Puede tener entre 10 y 12 crías, aunque la propia naturaleza regula la población, ya que muchas se desprenden cuando la madre huye de un depredador.
Martínez aclaró que nombres como comadreja, zarigüeya o micuré responden a denominaciones populares según la región. “El nombre vulgar no se discute, para eso está el nombre científico, que permite que todos sepamos de qué animal estamos hablando”, explicó.
¿Qué hacer si aparece una en casa?
No existe una única respuesta. “Depende del grado de convivencia que cada persona esté dispuesta a aceptar”, señaló Martínez. Así como hay quienes conviven estrechamente con sus mascotas, otros no toleran la presencia de fauna silvestre en su hogar.

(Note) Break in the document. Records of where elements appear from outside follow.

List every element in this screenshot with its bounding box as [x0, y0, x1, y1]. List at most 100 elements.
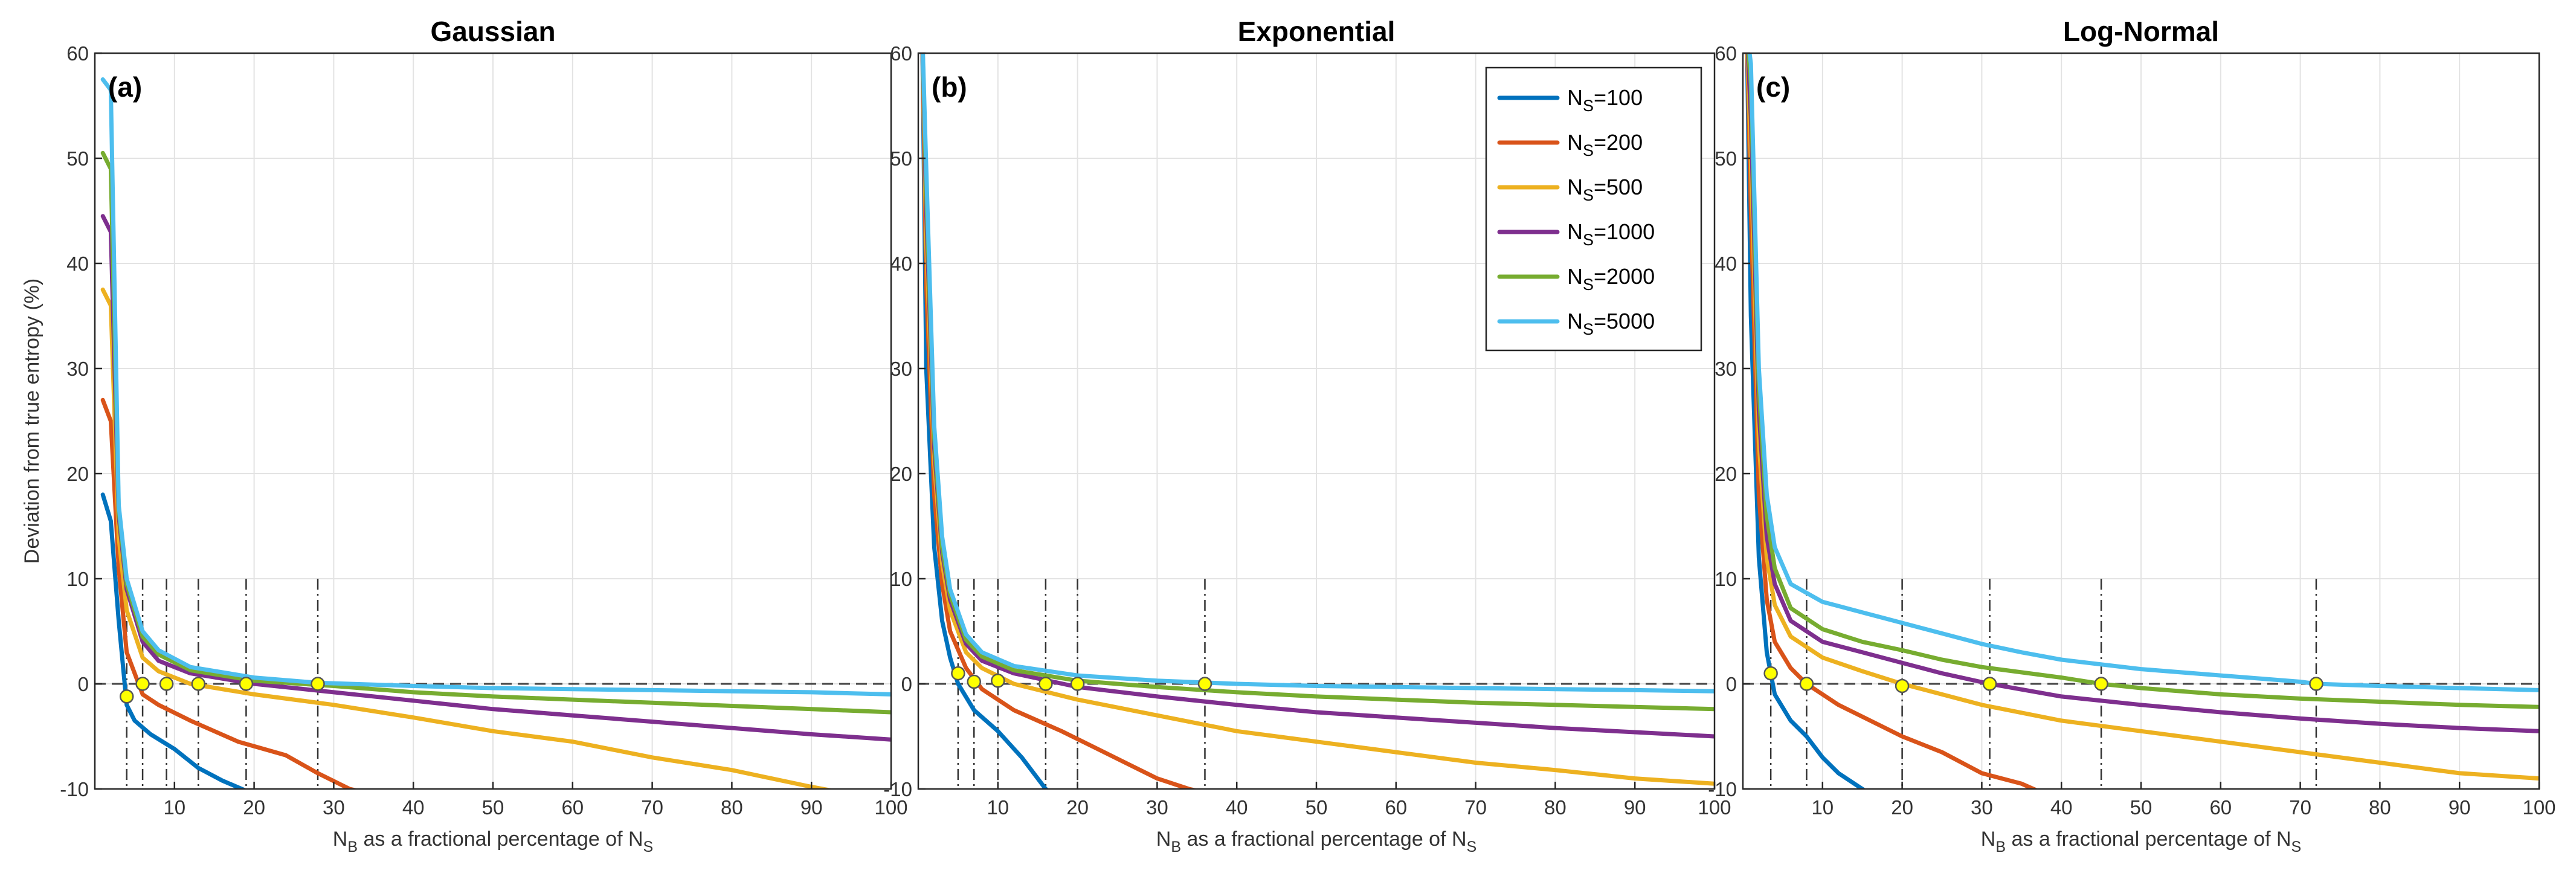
y-tick-label: 0 — [901, 673, 912, 695]
x-axis-label-middle: as a fractional percentage of N — [1181, 828, 1467, 851]
y-tick-label: 0 — [78, 673, 89, 695]
x-axis-label-sub: S — [1467, 839, 1477, 855]
optimal-marker — [2094, 677, 2108, 691]
optimal-marker — [159, 677, 174, 691]
optimal-marker — [119, 689, 134, 704]
legend-label-sub: S — [1583, 141, 1594, 159]
legend-label: NS=2000 — [1567, 264, 1655, 294]
y-tick-label: -10 — [60, 778, 89, 800]
x-axis-label-sub: S — [643, 839, 654, 855]
series-line — [920, 53, 1199, 789]
y-tick-label: 10 — [1715, 568, 1737, 590]
y-tick-label: 20 — [66, 463, 89, 485]
panel-label: (b) — [932, 71, 967, 103]
x-tick-label: 80 — [2369, 796, 2391, 819]
x-axis-label-sub: B — [1171, 839, 1181, 855]
legend-label-sub: S — [1583, 320, 1594, 338]
optimal-marker — [967, 674, 982, 689]
y-tick-label: 10 — [890, 568, 912, 590]
y-tick-label: 30 — [890, 358, 912, 380]
legend-label-suffix: =1000 — [1594, 219, 1655, 244]
legend-label-suffix: =200 — [1594, 130, 1643, 155]
x-tick-label: 20 — [1066, 796, 1089, 819]
optimal-marker — [1895, 678, 1910, 694]
x-tick-label: 100 — [874, 796, 907, 819]
panel-0: 10 20 30 40 50 60 70 80 90 100 -10 0 10 20 30 40 50 60 Gau… — [21, 16, 908, 855]
x-tick-label: 20 — [243, 796, 265, 819]
legend-label-main: N — [1567, 175, 1583, 199]
x-tick-label: 60 — [561, 796, 584, 819]
x-tick-label: 50 — [1306, 796, 1328, 819]
panel-2: 10 20 30 40 50 60 70 80 90 100 -10 0 10 20 30 40 50 60 Log… — [1708, 16, 2555, 855]
optimal-marker — [135, 677, 150, 691]
series-line — [921, 53, 1715, 694]
series-line — [1745, 53, 2039, 789]
y-tick-label: 60 — [66, 42, 89, 65]
x-axis-label-middle: as a fractional percentage of N — [358, 828, 643, 851]
y-tick-label: 50 — [1715, 147, 1737, 170]
x-tick-label: 40 — [1226, 796, 1248, 819]
x-tick-label: 40 — [2050, 796, 2073, 819]
x-tick-label: 30 — [1146, 796, 1168, 819]
optimal-marker — [951, 666, 965, 681]
x-tick-label: 30 — [323, 796, 345, 819]
y-tick-label: 60 — [890, 42, 912, 65]
y-axis-label: Deviation from true entropy (%) — [21, 278, 43, 564]
x-tick-label: 30 — [1971, 796, 1993, 819]
panel-label: (c) — [1756, 71, 1790, 103]
y-tick-label: 50 — [66, 147, 89, 170]
x-tick-label: 60 — [1385, 796, 1407, 819]
x-tick-label: 100 — [2522, 796, 2555, 819]
x-axis-label-main: N — [333, 828, 348, 851]
y-tick-label: 40 — [1715, 253, 1737, 275]
series-line — [1745, 53, 1867, 789]
x-tick-label: 50 — [482, 796, 504, 819]
x-axis-label-sub: B — [347, 839, 358, 855]
y-tick-label: 0 — [1726, 673, 1737, 695]
x-axis-label-main: N — [1981, 828, 1996, 851]
series-line — [100, 77, 891, 697]
x-tick-label: 40 — [402, 796, 425, 819]
y-tick-label: -10 — [1708, 778, 1737, 800]
legend-label-suffix: =2000 — [1594, 264, 1655, 289]
legend-label-suffix: =5000 — [1594, 309, 1655, 333]
y-tick-label: 20 — [1715, 463, 1737, 485]
x-tick-label: 90 — [800, 796, 823, 819]
optimal-marker — [2309, 677, 2323, 691]
x-axis-label-middle: as a fractional percentage of N — [2006, 828, 2291, 851]
legend-label-suffix: =100 — [1594, 85, 1643, 110]
y-tick-label: 20 — [890, 463, 912, 485]
legend-label-main: N — [1567, 219, 1583, 244]
series-line — [920, 53, 1050, 789]
legend-label-main: N — [1567, 85, 1583, 110]
legend-label-sub: S — [1583, 186, 1594, 204]
x-tick-label: 10 — [987, 796, 1009, 819]
x-tick-label: 90 — [1624, 796, 1646, 819]
optimal-marker — [1763, 666, 1778, 681]
x-axis-label-main: N — [1156, 828, 1171, 851]
y-tick-label: -10 — [883, 778, 912, 800]
optimal-marker — [1070, 677, 1085, 691]
x-tick-label: 10 — [163, 796, 185, 819]
optimal-marker — [239, 677, 254, 691]
x-tick-label: 70 — [2289, 796, 2311, 819]
x-axis-label: NB as a fractional percentage of NS — [1156, 828, 1476, 855]
optimal-marker — [1982, 677, 1997, 691]
series-line — [100, 288, 835, 789]
x-axis-label: NB as a fractional percentage of NS — [1981, 828, 2301, 855]
x-tick-label: 60 — [2209, 796, 2232, 819]
series-group — [1745, 53, 2539, 789]
x-tick-label: 80 — [1544, 796, 1567, 819]
y-tick-label: 40 — [890, 253, 912, 275]
legend-label: NS=200 — [1567, 130, 1643, 159]
legend-label-main: N — [1567, 264, 1583, 289]
optimal-marker — [191, 677, 206, 691]
x-tick-label: 50 — [2130, 796, 2153, 819]
series-line — [1746, 53, 2539, 709]
legend-label-suffix: =500 — [1594, 175, 1643, 199]
x-tick-label: 70 — [1464, 796, 1487, 819]
y-tick-label: 40 — [66, 253, 89, 275]
x-axis-label-sub: S — [2291, 839, 2302, 855]
optimal-marker — [1799, 677, 1814, 691]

Si el animal se instala en un cielo raso, donde orina o deja excrementos, es lógico que se busque retirarlo. En esos casos, la alternativa es trasladarlo sin matarlo a un entorno más adecuado. Sin embargo, el especialista advirtió sobre los límites reales del sistema de rescate.
Actualmente, muchos rescates se canalizan a través del 911 y la Policía Ambiental, pero el organismo no siempre cuenta con recursos, personal o presupuesto suficiente. “La gente quiere salvar todo, pero no hay presupuesto para todo”, reconoció.
Martínez cuestionó el fanatismo proteccionista, que en algunos casos deriva en denuncias o exigencias desmedidas. “Hoy quieren salvar hasta las avispas. Hay una competencia de quién es más rescatista”, afirmó, y agregó que muchas situaciones no son rescates sino verdaderas cacerías encubiertas.
El ambientalista insistió en que la clave es aprender a convivir, algo que en otros países es habitual. “En Brasil, en lugares como Bonito, la gente convive con animales por todos lados, cada uno en su espacio y con respeto. Eso acá todavía no lo entendemos”, señaló.
En ese marco, advirtió que ver un animal silvestre no implica que deba ser capturado o trasladado automáticamente.
Martínez también se refirió al caso de los carpinchos en Nordelta, donde el debate entre vecinos y proteccionistas volvió a exponer tensiones. “Cuando hay superpoblación y no existe el depredador, alguna regulación tiene que hacerse. Si no, aparecen enfermedades, atropellamientos y muertes masivas”, explicó.
En ese sentido, reclamó que las decisiones queden en manos de especialistas y no de opiniones impulsadas por redes sociales. “El problema es que al político le importan diez votos más que la opinión de un profesional”, cuestionó.
Durante la entrevista, Martínez también habló del reciente rescate de una boa kuriyú, una especie que hoy solo sobrevive en el sur de Misiones. “Posadas era todo un estero, como Corrientes. Hoy eso desapareció”, explicó.
Actualmente, el único ambiente disponible es la reserva Urutaú, en Candelaria, un espacio artificial y limitado. “Lo ideal sería llevarlas hacia Corrientes, donde tienen más posibilidades”, señaló, aunque reconoció que las leyes actuales lo impiden.
Otro punto crítico es la falta de lugares para atender fauna menor, como pichones caídos tras tormentas. “Eso es urgente, necesitan calor y alimento de inmediato, pero en Posadas no hay quién los reciba”, lamentó.
Martínez también cuestionó el funcionamiento irregular de algunos refugios, que no siempre están disponibles para emergencias. Finalmente, recordó que antes se podían llevar animales a escuelas para enseñar a los chicos a no tener miedo. Hoy, aseguró, ese trabajo se volvió casi imposible. “Tenés una araña en una pecera y ya te denuncian por maltrato animal”, ejemplificó.
En ese contexto, advirtió sobre el doble filo de las redes sociales: “Sirven para visibilizar, pero también para destruir. Hoy cualquiera opina”.
Lejos del miedo o el extremismo, el mensaje de Martínez es claro: las comadrejas no son una amenaza, cumplen una función esencial y la convivencia responsable es el camino. “No es necesario matarlas. Si aparecen, se las puede trasladar a un lugar más adecuado. Pero hay que entender que la naturaleza no es el problema: muchas veces, el problema somos nosotros”, concluyó.